The easy and cheap way, especially if you're growing a lot is to use chemicals. Ideally these chemicals should be flushed out of the plant with a minimum of several days of extra watering (flushing) before harvesting. But in the rush for profits this is rarely done properly anymore.
Indeed, the Dutch refuse to cure their pot, selling it still wet, which makes for good rolling in tobacco laced joints, but making it impossible for pure cannabis joints to hold a light. And of course selling uncured pot means it's heavier, thus again making it more profitable for both coffeeshops and growers.
I can state that there are some growers out there who specialize in organic weed. But finding such natural cannabis is very difficult as the demand outstrips the supply. And very little makes it to the coffeeshops. You can ask for it, but again there's no guarantee as the Dutch themselves don't seem to think it makes much of a difference. It's primarily tourists and expats who want organic marijuana.
So my advice is to ask for organic pot if that is your preference. If you can't get it go somewhere else. Let them know you prefer organic, and if enough people request it, perhaps the Dutch will get the message. Until then caveat emptor! Buyer beware!

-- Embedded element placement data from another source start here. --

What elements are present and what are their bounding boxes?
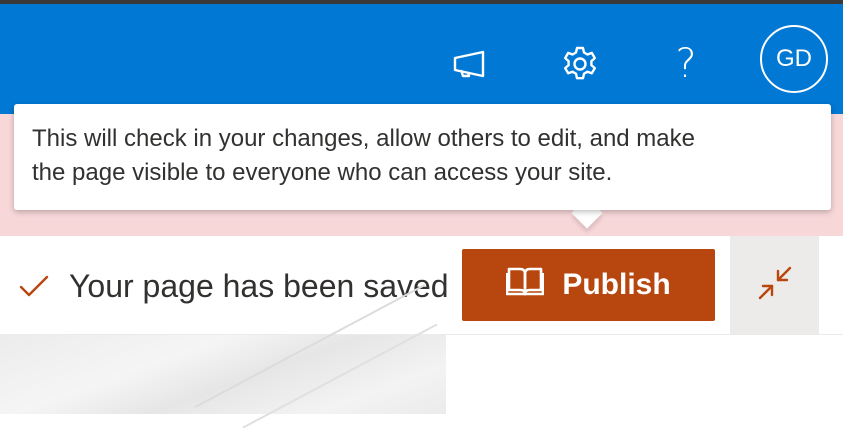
collapse-arrows-icon: [756, 264, 794, 307]
help-button[interactable]: ?: [662, 40, 710, 88]
megaphone-icon: [451, 48, 491, 80]
settings-button[interactable]: [556, 40, 604, 88]
book-icon: [506, 265, 545, 305]
page-canvas-image: [0, 335, 446, 414]
publish-button[interactable]: Publish: [462, 249, 715, 321]
tooltip-line-2: the page visible to everyone who can acc…: [32, 159, 613, 186]
help-icon: ?: [675, 41, 697, 87]
tooltip-line-1: This will check in your changes, allow o…: [32, 125, 695, 152]
collapse-button[interactable]: [730, 236, 819, 334]
publish-tooltip: This will check in your changes, allow o…: [14, 104, 831, 210]
user-avatar[interactable]: GD: [760, 25, 828, 93]
feedback-button[interactable]: [447, 40, 495, 88]
checkmark-icon: [18, 272, 50, 305]
publish-label: Publish: [562, 268, 671, 301]
gear-icon: [560, 44, 600, 84]
suite-bar: ? GD: [0, 4, 843, 114]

* Although I refer to the fresh cannabis sold in coffeeshops as Nederwiet (the Dutch term), much of it is no longer grown in the Netherlands, but rather in Switerland or Spain! The Dutch have cracked down on big grow operations in the Netherlands, and it may actually be a good thing since the Swiss and the Spanish grow more marijuana outdoors in real soil and sunshine. So I hereby christen cannabis of uncertain European origin, "Europot!"